Tired and afraid and disappointed, I followed the dim strings of lowtown’s gaslights and the milky wyreglow of the quickening pools, and climbed the familiar streets past St Wilfred’s. The cobbles were wet, each glinting with a fleck of that red star. The houses were black. The air was silent. Then I heard something screaming, and my heart chilled. It sounded as if claws were being dragged across the surface of the night. Then the noise emerged from the alley opposite me and became a dark figure. Its eyes, like the cobbles, burned with twin flecks of red light, and the air seemed to grey and shimmer around it. The night shrank and pulsed.
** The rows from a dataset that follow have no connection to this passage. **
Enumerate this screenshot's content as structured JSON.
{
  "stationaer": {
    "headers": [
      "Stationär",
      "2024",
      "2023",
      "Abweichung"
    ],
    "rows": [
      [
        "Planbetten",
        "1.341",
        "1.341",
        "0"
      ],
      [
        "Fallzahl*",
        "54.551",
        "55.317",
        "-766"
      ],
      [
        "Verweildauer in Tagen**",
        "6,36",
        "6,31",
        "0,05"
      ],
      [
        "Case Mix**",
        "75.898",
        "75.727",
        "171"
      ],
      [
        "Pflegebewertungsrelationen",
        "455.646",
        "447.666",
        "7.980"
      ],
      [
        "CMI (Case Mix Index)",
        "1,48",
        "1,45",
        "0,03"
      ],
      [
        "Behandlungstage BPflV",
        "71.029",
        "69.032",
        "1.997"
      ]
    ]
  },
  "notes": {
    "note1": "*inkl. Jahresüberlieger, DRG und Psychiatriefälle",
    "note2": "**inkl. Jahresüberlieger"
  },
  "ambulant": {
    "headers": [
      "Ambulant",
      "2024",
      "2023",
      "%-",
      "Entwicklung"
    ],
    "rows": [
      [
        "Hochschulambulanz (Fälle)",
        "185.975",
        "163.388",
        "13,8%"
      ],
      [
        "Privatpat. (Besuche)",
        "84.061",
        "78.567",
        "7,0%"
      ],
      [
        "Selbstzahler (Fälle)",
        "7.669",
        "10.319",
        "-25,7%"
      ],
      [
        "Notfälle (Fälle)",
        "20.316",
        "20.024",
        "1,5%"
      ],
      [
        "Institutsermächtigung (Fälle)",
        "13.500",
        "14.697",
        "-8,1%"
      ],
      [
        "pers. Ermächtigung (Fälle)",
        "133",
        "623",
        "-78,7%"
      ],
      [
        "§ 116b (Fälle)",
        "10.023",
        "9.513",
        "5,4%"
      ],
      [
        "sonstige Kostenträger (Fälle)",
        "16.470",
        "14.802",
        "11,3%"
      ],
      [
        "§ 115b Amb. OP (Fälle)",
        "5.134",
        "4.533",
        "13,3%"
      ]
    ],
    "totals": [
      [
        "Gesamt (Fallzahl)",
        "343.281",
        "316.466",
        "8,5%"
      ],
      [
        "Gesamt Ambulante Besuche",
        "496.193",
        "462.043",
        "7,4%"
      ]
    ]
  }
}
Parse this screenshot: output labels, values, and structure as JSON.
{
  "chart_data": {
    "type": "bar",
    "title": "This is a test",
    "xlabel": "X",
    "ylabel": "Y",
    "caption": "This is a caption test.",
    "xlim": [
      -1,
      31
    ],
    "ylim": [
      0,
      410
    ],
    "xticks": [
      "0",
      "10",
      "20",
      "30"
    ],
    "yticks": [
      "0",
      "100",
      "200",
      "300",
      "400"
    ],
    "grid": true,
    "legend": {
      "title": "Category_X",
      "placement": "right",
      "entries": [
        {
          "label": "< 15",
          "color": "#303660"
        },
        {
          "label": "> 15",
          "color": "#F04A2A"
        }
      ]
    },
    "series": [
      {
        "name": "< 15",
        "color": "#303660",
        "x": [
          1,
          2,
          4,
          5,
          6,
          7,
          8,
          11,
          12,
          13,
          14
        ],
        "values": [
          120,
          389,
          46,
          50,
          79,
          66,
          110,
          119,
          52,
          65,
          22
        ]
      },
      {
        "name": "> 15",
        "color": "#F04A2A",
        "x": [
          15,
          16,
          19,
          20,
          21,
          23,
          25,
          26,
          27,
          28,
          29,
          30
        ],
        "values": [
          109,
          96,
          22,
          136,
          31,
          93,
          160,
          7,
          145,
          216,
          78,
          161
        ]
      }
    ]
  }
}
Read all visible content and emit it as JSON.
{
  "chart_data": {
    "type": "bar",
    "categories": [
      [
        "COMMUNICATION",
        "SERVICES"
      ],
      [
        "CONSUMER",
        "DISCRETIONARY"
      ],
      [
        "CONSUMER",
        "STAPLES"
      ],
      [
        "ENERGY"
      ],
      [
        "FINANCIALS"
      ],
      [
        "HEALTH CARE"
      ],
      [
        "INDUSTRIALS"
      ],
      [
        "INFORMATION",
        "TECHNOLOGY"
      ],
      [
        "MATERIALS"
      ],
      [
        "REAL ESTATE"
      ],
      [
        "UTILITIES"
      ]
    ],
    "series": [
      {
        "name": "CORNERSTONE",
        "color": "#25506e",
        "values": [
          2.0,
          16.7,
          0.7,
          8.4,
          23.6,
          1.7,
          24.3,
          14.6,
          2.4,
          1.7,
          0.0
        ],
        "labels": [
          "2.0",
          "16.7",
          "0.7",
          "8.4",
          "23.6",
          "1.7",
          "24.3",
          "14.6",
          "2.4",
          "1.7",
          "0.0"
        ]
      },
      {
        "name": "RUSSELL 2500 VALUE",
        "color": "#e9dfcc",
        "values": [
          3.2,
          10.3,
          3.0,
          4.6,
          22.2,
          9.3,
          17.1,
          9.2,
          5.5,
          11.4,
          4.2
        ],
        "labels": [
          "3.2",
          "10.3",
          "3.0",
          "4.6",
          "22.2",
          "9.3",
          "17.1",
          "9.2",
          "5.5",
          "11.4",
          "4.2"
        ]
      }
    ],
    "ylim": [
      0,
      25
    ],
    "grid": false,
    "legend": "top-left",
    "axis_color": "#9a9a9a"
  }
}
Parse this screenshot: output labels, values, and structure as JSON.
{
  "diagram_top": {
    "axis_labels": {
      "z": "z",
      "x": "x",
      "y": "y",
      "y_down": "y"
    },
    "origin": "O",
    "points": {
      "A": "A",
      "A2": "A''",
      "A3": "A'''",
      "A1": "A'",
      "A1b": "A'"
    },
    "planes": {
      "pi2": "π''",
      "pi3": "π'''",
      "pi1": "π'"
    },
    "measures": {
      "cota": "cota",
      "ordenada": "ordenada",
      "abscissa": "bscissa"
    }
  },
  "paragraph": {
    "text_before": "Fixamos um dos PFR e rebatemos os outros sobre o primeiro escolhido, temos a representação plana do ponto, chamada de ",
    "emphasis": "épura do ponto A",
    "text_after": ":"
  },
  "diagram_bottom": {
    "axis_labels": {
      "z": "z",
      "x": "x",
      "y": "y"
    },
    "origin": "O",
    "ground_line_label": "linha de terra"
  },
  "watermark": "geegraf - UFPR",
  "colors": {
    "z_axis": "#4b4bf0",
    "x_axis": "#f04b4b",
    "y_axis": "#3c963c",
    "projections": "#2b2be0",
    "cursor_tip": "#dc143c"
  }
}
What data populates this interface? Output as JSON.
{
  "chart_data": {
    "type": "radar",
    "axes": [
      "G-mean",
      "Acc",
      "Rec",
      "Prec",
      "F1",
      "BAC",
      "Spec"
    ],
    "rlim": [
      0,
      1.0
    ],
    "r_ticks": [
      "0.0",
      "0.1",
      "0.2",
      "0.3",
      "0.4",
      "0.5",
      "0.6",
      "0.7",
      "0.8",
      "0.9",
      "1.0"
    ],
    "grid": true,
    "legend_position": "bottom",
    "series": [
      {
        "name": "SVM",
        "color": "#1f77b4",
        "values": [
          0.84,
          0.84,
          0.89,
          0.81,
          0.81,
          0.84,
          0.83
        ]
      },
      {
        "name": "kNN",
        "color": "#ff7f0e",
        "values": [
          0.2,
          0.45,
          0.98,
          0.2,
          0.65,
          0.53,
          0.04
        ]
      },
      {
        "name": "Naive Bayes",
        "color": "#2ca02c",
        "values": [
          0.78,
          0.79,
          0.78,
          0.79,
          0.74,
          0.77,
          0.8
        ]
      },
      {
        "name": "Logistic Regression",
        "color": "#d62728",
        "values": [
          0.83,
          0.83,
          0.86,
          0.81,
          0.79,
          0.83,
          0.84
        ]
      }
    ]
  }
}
I was sure at that moment that the devil himself had decided to walk Coney Mound, or at the very least that Owd Jack, aged and pained beyond belief and yet still living, had come to reclaim me. SHOOM
BOOM
SHOOM
BOOM.
Stretching its rags, the thing shuffled towards me. And I ran. I was leaning against the gate of our back yard and catching my breath in ragged yelps before I realised that I’d only glimpsed the Potato Man. This was, after all, the time of year for him.

‘You’re late.’

My sister Beth barely glanced up at me as I slumped down before the kitchen range. She thumped a dried-up meal on the table as I worked off my boots. I studied the chipped plate. A slice of shrivelled bacon. Some fibrous lumps of sea-potato, that ever-ready standby of the poor. Not even a slice of bread.